Not all were happy things. I lamented the loss of the life of a turtle who, in departing his pond in search of a distant and deeper shore, didn’t make it that far. This invited sudden thoughts of people who were now in peril because they had embarked on a similar trip. What was it like in the face of this virus if you were in close quarters, in a homeless shelter or detained as an immigrant seeking asylum?
Further on, from another resting spot in the shade, I could see a family of Sandhill Cranes walking along the shore. Mom and Dad mate for life; each year their brood is only two fuzzy yellow crane-lings.
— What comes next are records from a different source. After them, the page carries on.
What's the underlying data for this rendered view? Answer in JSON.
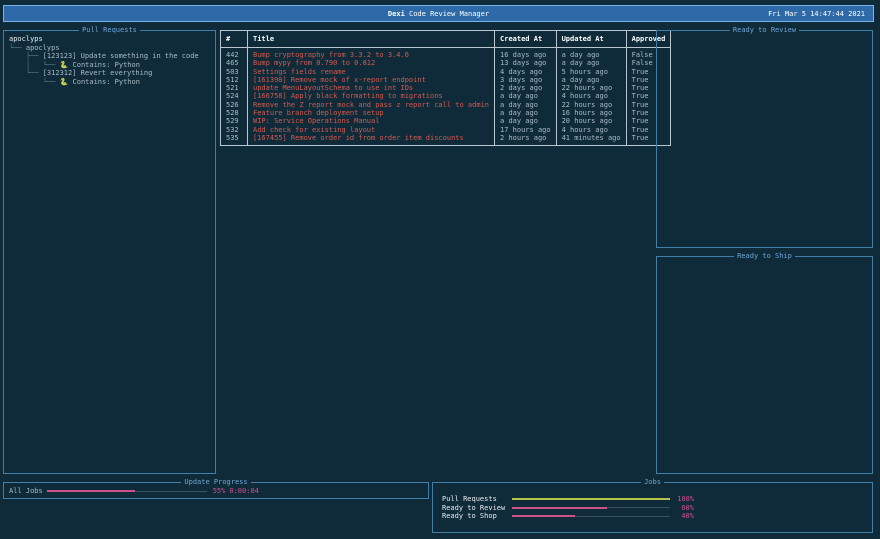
{
  "header": {
    "app_name": "Dexi",
    "subtitle": "Code Review Manager",
    "clock": "Fri Mar  5 14:47:44 2021"
  },
  "pull_requests_panel": {
    "title": "Pull Requests",
    "tree": {
      "root": "apoclyps",
      "repo": "apoclyps",
      "branches": [
        {
          "label": "[123123] Update something in the code",
          "contains": "Contains: Python"
        },
        {
          "label": "[312312] Revert everything",
          "contains": "Contains: Python"
        }
      ]
    }
  },
  "table": {
    "headers": [
      "#",
      "Title",
      "Created At",
      "Updated At",
      "Approved"
    ],
    "rows": [
      [
        "442",
        "Bump cryptography from 3.3.2 to 3.4.6",
        "16 days ago",
        "a day ago",
        "False"
      ],
      [
        "465",
        "Bump mypy from 0.790 to 0.812",
        "13 days ago",
        "a day ago",
        "False"
      ],
      [
        "503",
        "Settings fields rename",
        "4 days ago",
        "5 hours ago",
        "True"
      ],
      [
        "512",
        "[161398] Remove mock of x-report endpoint",
        "3 days ago",
        "a day ago",
        "True"
      ],
      [
        "521",
        "update MenuLayoutSchema to use int IDs",
        "2 days ago",
        "22 hours ago",
        "True"
      ],
      [
        "524",
        "[166758] Apply black formatting to migrations",
        "a day ago",
        "4 hours ago",
        "True"
      ],
      [
        "526",
        "Remove the Z report mock and pass z report call to admin",
        "a day ago",
        "22 hours ago",
        "True"
      ],
      [
        "528",
        "Feature branch deployment setup",
        "a day ago",
        "16 hours ago",
        "True"
      ],
      [
        "529",
        "WIP: Service Operations Manual",
        "a day ago",
        "20 hours ago",
        "True"
      ],
      [
        "532",
        "Add check for existing layout",
        "17 hours ago",
        "4 hours ago",
        "True"
      ],
      [
        "535",
        "[167455] Remove order id from order item discounts",
        "2 hours ago",
        "41 minutes ago",
        "True"
      ]
    ]
  },
  "ready_to_review": {
    "title": "Ready to Review"
  },
  "ready_to_ship": {
    "title": "Ready to Ship"
  },
  "update_progress": {
    "title": "Update Progress",
    "label": "All Jobs",
    "progress": 0.55,
    "percent_text": "55%",
    "elapsed": "0:00:04"
  },
  "jobs": {
    "title": "Jobs",
    "items": [
      {
        "label": "Pull Requests",
        "progress": 1.0,
        "percent_text": "100%",
        "color": "#b8c24a"
      },
      {
        "label": "Ready to Review",
        "progress": 0.6,
        "percent_text": "60%",
        "color": "#d0508a"
      },
      {
        "label": "Ready to Shop",
        "progress": 0.4,
        "percent_text": "40%",
        "color": "#d0508a"
      }
    ]
  },
  "colors": {
    "background": "#0f2a38",
    "header": "#2e6aa7",
    "border": "#3f7fa8",
    "title_red": "#d55a50",
    "progress_pink": "#d0508a",
    "progress_green": "#b8c24a"
  }
}
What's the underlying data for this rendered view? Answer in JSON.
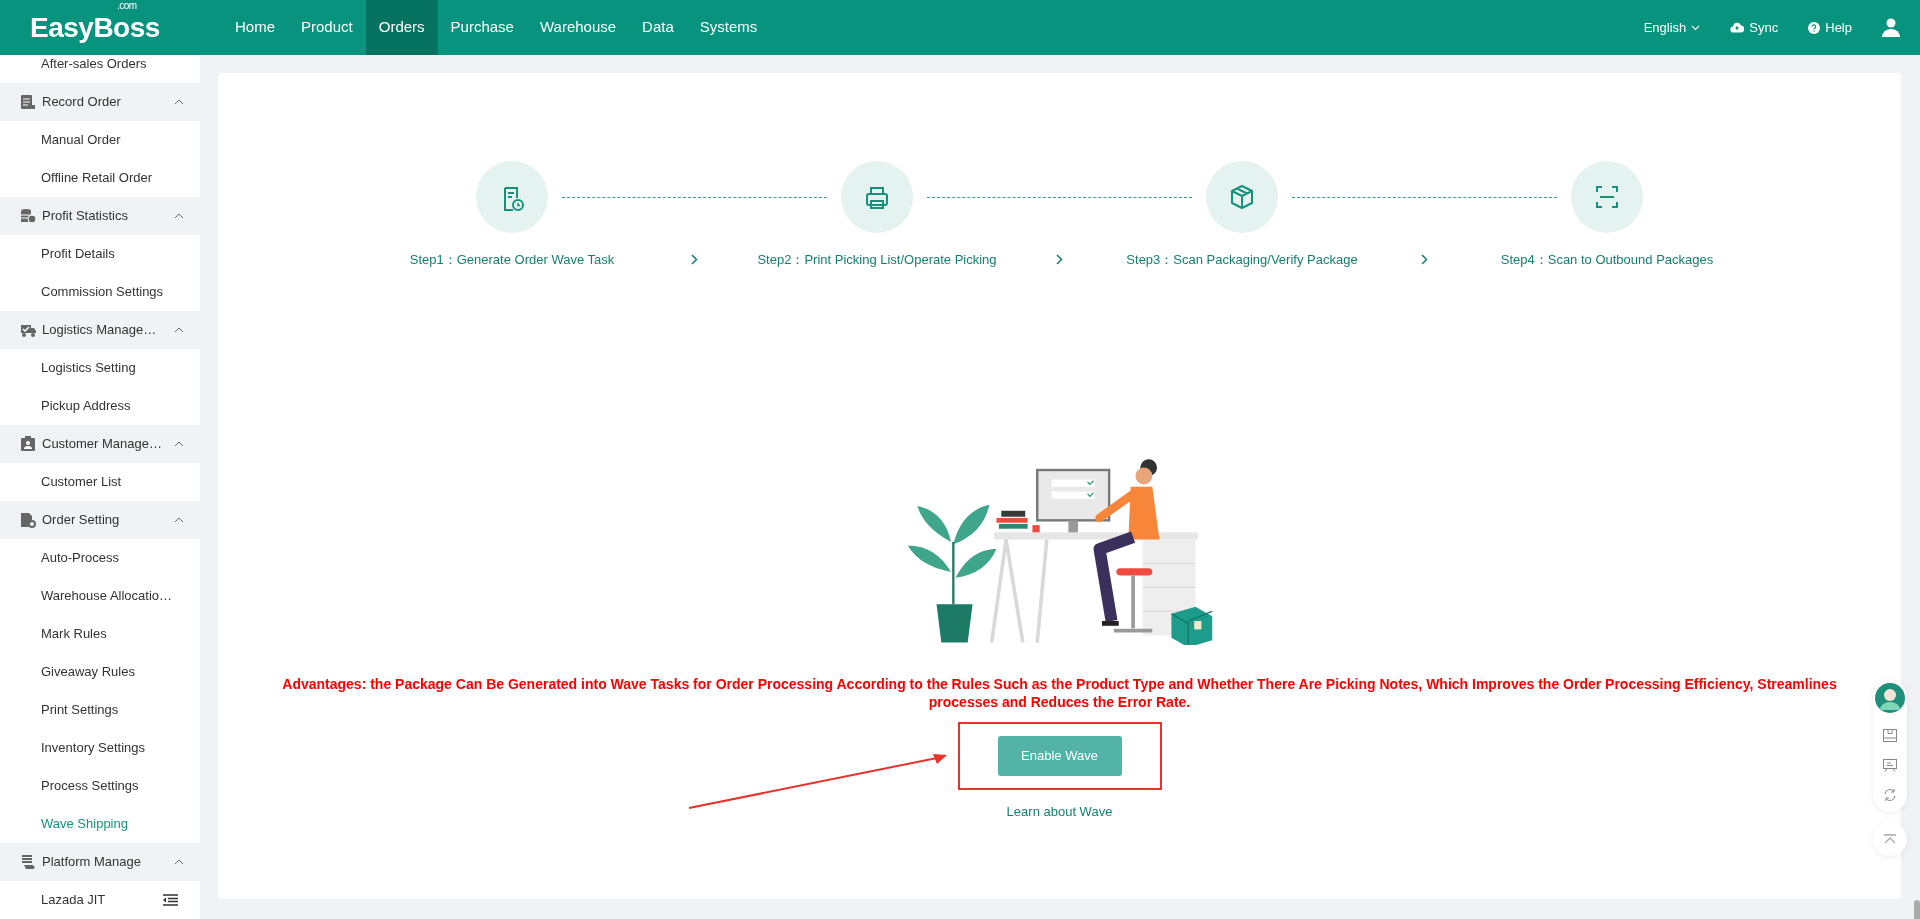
{
  "brand": {
    "name": "EasyBoss",
    "suffix": ".com"
  },
  "nav": [
    {
      "label": "Home",
      "selected": false
    },
    {
      "label": "Product",
      "selected": false
    },
    {
      "label": "Orders",
      "selected": true
    },
    {
      "label": "Purchase",
      "selected": false
    },
    {
      "label": "Warehouse",
      "selected": false
    },
    {
      "label": "Data",
      "selected": false
    },
    {
      "label": "Systems",
      "selected": false
    }
  ],
  "toolbar": {
    "language": "English",
    "sync": "Sync",
    "help": "Help"
  },
  "sidebar": {
    "items": [
      {
        "kind": "link",
        "label": "After-sales Orders",
        "selected": false
      },
      {
        "kind": "group",
        "label": "Record Order",
        "expanded": true,
        "children": [
          {
            "label": "Manual Order",
            "selected": false
          },
          {
            "label": "Offline Retail Order",
            "selected": false
          }
        ]
      },
      {
        "kind": "group",
        "label": "Profit Statistics",
        "expanded": true,
        "children": [
          {
            "label": "Profit Details",
            "selected": false
          },
          {
            "label": "Commission Settings",
            "selected": false
          }
        ]
      },
      {
        "kind": "group",
        "label": "Logistics Manage…",
        "expanded": true,
        "children": [
          {
            "label": "Logistics Setting",
            "selected": false
          },
          {
            "label": "Pickup Address",
            "selected": false
          }
        ]
      },
      {
        "kind": "group",
        "label": "Customer Manage…",
        "expanded": true,
        "children": [
          {
            "label": "Customer List",
            "selected": false
          }
        ]
      },
      {
        "kind": "group",
        "label": "Order Setting",
        "expanded": true,
        "children": [
          {
            "label": "Auto-Process",
            "selected": false
          },
          {
            "label": "Warehouse Allocatio…",
            "selected": false
          },
          {
            "label": "Mark Rules",
            "selected": false
          },
          {
            "label": "Giveaway Rules",
            "selected": false
          },
          {
            "label": "Print Settings",
            "selected": false
          },
          {
            "label": "Inventory Settings",
            "selected": false
          },
          {
            "label": "Process Settings",
            "selected": false
          },
          {
            "label": "Wave Shipping",
            "selected": true
          }
        ]
      },
      {
        "kind": "group",
        "label": "Platform Manage",
        "expanded": true,
        "children": [
          {
            "label": "Lazada JIT",
            "selected": false
          }
        ]
      }
    ]
  },
  "steps": [
    {
      "label": "Step1：Generate Order Wave Task"
    },
    {
      "label": "Step2：Print Picking List/Operate Picking"
    },
    {
      "label": "Step3：Scan Packaging/Verify Package"
    },
    {
      "label": "Step4：Scan to Outbound Packages"
    }
  ],
  "intro": {
    "advantages": "Advantages: the Package Can Be Generated into Wave Tasks for Order Processing According to the Rules Such as the Product Type and Whether There Are Picking Notes, Which Improves the Order Processing Efficiency, Streamlines processes and Reduces the Error Rate.",
    "button": "Enable Wave",
    "link": "Learn about Wave"
  }
}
This family who only had one saddened me; I had watched two chicks with these parents only a day before. The danger to the young and the defenseless is real in all species.
Actually, that today was yesterday.
Today, I thanked the rather the tall hedge who provided me shade as the sun was still early in the sky.
The walkers gave me less leeway, so I swung wide for them.
The early bikers preferred the roadway to the path, as auto traffic was far more sparse than pedestrian.
The turtle now rested on its shell, having provided sustenance for scavengers nearby.
The cranes pecked their way along the familiar shallow hillside. Mom, Dad, and baby.
I paused then to appreciate the cool shade offered by the trees by the pond. I marveled at the majestic blue heron fishing, the glistening snowy egret so still, and the black bird in flight whose red wing patches gave it away. It landed in the reeds near the cranes who paused in pecking their way along shore’s edge.
Mom, Dad, baby and… another spot of yellowish white. From my distance I couldn’t be sure, but perhaps. If it moved I would know. I waited and watched. No one sped me along. No one called me home. No one pushed my pace or bid me hurry. I waited and watched, craning my neck and squinting into the quickly brightening day.
The spot moved; I was almost certain. As I looked on, it did move and then, sure enough, it straightened into a gangly, yellow fluff of a walking thing. It wasn’t dead; it was alive. I had witnessed a resurrection! Praise be!
In the times we are living, these 2020 times, this corona virus time, this Lenten time that will now almost surely conclude in canceled Easter services, this chick come to life felt like a sacred moment.
I have heard some quip that “This Easter Jesus will stay dead,” but watching the baby crane I wondered if things had turned their way around. Perhaps resurrection is happening among us, so that this Easter, in the very midst of the hardship and sacrifice we’re witnessing, we will be the ones telling the stories of all that God is redeeming and bringing back to life.
And that tomorrow will be all our todays.